Schulstrukturen ändern sich langsam, sehr langsam. Die Aufteilung und die Länge der Ferien stammt zum Beispiel noch aus einer Zeit, als Kinder und Jugendlichen im Sommer und im Herbst auf den Feldern helfen mussten. Oder die Bauweise vieler Einrichtungen: Da ist der Begriff der Lernanstalt gar nicht so weit hergeholt. An der Gesamtschule Gießen-Ost wird sich in den nächsten Jahren nicht nur räumlich, sondern auch pädagogisch einiges ändern. Die meisten Türen sollen der Vergangenheit angehören, Klassenräume werden dank großer Scheiben einsehbar. Gelernt wird nicht nur in Klassenzimmern, sondern auch in Lernlandschaften. Lehrer sind dann keine bloßen Wissensvermittler, und Schüler lernen immer mehr eigenverantwortlich.

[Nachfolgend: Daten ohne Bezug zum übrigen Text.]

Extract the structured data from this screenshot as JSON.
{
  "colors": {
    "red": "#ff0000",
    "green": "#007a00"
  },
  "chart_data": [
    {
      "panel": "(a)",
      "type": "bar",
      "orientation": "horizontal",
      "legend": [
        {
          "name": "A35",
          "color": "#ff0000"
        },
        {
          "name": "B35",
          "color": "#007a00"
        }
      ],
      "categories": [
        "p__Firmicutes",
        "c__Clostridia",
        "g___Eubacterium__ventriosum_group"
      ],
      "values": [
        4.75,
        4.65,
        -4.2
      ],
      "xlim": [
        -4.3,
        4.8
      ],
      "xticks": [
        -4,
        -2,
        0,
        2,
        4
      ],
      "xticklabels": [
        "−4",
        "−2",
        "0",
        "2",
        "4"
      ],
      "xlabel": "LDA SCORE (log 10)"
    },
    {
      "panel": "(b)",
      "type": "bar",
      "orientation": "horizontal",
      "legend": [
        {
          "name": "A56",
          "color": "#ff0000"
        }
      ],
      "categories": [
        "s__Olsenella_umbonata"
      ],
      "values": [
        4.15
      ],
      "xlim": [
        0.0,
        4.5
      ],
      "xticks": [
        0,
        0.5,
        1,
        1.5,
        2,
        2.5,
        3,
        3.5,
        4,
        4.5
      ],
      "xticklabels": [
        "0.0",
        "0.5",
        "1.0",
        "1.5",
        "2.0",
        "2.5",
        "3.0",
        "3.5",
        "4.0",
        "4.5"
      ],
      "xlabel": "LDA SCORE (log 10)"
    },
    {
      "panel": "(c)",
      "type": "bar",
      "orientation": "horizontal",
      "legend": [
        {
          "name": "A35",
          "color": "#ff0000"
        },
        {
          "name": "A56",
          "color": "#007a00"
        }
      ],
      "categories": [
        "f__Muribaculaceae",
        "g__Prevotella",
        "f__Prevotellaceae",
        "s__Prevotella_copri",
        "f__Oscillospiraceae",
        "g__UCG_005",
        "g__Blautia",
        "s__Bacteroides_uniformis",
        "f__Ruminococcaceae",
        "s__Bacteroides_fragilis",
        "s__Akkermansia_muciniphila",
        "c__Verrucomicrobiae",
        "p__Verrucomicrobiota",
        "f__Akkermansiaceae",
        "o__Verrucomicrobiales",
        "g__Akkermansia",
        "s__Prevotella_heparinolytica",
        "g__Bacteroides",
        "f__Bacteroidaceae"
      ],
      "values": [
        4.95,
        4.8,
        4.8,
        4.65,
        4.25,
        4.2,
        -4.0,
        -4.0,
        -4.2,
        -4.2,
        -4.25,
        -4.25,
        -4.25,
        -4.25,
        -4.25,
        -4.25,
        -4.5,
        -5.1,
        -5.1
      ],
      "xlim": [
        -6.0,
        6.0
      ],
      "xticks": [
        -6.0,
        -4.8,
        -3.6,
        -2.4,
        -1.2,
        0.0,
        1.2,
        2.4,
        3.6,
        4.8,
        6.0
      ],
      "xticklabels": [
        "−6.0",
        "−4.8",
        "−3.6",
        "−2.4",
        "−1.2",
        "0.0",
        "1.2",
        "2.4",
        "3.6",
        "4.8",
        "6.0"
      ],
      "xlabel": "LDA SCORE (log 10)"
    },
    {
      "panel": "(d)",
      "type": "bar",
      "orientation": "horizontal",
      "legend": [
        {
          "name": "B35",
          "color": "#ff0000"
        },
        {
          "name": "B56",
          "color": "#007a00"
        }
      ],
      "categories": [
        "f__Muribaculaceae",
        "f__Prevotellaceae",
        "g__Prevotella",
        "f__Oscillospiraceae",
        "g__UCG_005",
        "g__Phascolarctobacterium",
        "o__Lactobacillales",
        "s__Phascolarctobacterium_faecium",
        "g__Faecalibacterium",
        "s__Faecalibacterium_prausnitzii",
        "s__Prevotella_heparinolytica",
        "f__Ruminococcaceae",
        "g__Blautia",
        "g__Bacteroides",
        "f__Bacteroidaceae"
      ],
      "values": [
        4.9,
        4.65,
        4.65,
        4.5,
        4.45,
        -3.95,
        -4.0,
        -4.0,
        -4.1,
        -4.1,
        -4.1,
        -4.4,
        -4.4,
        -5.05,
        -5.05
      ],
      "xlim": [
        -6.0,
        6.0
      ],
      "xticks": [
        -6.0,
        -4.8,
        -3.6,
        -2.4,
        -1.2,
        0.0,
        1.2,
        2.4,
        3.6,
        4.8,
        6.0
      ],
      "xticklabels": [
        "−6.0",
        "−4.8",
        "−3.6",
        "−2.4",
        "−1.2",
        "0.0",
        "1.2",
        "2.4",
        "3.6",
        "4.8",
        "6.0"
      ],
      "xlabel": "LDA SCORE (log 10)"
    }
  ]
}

"Lost in Ost" als geflügeltes Wort

Die GGO ist mit 1500 Kindern und Jugendlichen die größte Schule in Gießen. Gebaut in den 60er und 70er Jahren, sind die Gebäude mittlerweile stark sanierungsbedürftig. 2016, erzählt Schulleiter Dr. Frank Reuber, sei deshalb der Um- und Neubau auf die Tagesordnung gerückt. Es gibt Mängel beim Brandschutz. Dann ist die integrierte Gesamtschule schlichtweg zu unübersichtlich. "Lost in Ost ist bei uns ein geflügeltes Wort", sagt Reuber. Soll heißen: Wer neu an der Schule ist, findet sich nur schwer zurecht. Und: Die Mensa zu klein. Fast die Hälfte der Schüler nutzt das Ganztagsangebot; Platz fürs Mittagessen haben aber nur 170 Kinder und Jugendliche. Deshalb soll die GGO neu strukturiert, umgebaut und erweitert werden. Der Schul- und Bildungsausschuss hat bereits grünes Licht gegeben.

Mit den neuen Räumen soll auch ein Paradigmenwechsel in der Pädagogik stattfinden. Im Schuljahr 2016/17 feilten Schulleitung, Lehrer, Schüler und Eltern mit Hilfe von Beratern daran, wie in Zukunft an der GGO gelernt werden soll. Einstimmig, betont Reuber, habe sich dann die Gesamtkonferenz für das erarbeitete offene Lernraumkonzept ausgesprochen. Konkret bedeutet das: Unterricht findet nicht mehr nur in Klassen und Klassenräumen statt, sondern in großen Teilen dazwischen. Deshalb soll es offene Lernlandschaften und zusätzliche Lern- und Differenzierungsräume geben, die von den Klassenzimmern aus zugänglich sind.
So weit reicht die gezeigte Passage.